A successful flight would resurrect the ability of the United States to launch humans into space. It would also mark SpaceX’s first mission with passengers in the company’s 18-year history. “It’s the culmination of a dream,” SpaceX CEO Elon Musk told “CBS This Morning” a few hours before Wednesday’s launch. “It’s a dream come true. In fact, it sounds surreal. If you had asked me at the launch of SpaceX if this was going to happen, I would have said: “1% chance, 0.1% chance”.

If the Demo-2 mission is successful, it will also mark the first commercial crewed flight ever made, ushering in a new era of space exploration.

‘American astronauts on American rockets from US soil’

Russia has used its monopoly on spaceflight to charge more and more for every NASA astronaut to pay for the round-trip ticket. The cost increased from about $21 million in 2008 (before the withdrawal of the U.S. Space Shuttle) to more than $90 million per seat for a flight scheduled for October.

A seat aboard SpaceX’s Crew Dragon is expected to cost $55 million, according to NASA’s inspector general. That’s why NASA began funding SpaceX and its competitor, Boeing, to develop man-made spacecraft in 2010. This effort, called the Commercial Crew Program, has exceeded its original deadline by three years.

Having a spacecraft and a launch system in the United States would give NASA better access to the ISS. While the Soyuz can carry only three people at a time, the Crew Dragon can accommodate seven.

When NASA can send more astronauts at a lower cost, it can also use the ISS microgravity environment to conduct more scientific experiments — in pharmacy, materials science, astronomy, medicine, etc.

“The International Space Station is an essential capability for the United States of America. It is also essential to have access to it,” NASA Administrator Jim Bridenstine said at a may 1 televised briefing. “We are moving very quickly in this program, which is so important to our nation and, indeed, to the whole world.” He added, “We’re going to launch American astronauts on American rockets from U.S. soil.”

Demo-2 mission brings SpaceX closer to the Moon and Mars

SpaceX has big plans. Elon Musk dreams of flying people around the Moon and later landing on the lunar surface, then establishing Martian cities and putting a million settlers on the red planet. At the forefront of commercial flights, SpaceX also plans to fly space tourists. In February, the company announced that it had sold four seats through a space tourism company called Space Adventures. Then in March, it was announced that Axiom Space — led in part by a former ISS mission manager at NASA — had also signed an agreement with SpaceX.

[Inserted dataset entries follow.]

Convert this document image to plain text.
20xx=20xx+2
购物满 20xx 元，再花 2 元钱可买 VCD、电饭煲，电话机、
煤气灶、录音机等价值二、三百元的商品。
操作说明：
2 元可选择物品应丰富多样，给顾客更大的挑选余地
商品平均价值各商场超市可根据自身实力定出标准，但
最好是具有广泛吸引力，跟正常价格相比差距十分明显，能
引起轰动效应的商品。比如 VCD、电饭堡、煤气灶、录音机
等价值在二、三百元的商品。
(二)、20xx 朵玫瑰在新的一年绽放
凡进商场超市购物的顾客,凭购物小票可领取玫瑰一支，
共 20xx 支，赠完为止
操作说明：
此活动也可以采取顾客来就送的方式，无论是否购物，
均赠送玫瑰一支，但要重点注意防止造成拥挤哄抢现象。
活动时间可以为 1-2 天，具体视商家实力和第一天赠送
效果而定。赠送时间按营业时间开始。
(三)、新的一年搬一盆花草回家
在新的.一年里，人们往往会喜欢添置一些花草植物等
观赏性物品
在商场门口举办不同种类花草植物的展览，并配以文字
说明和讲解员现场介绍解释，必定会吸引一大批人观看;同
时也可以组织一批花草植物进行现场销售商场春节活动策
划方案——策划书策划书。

Even Tom Cruise intends to fly aboard the Dragon Crew in order to shoot a new action film about the ISS.

NASA shares some of Elon Musk’s ambitions (returning humans to the Moon and possibly Mars) but there are many steps to take. Sending astronauts to the ISS aboard the Crew Dragon is the first big step.

But the mission will not be considered a success until astronauts Doug Hurley and Bob Behnken return to Earth. “We’re going to stay hungry until Bob and Doug return,” Kathy Lueders, who manages NASA’s commercial crew program, said at a briefing Friday. “Our teams are studying and thinking about all the risks that exist,” she added.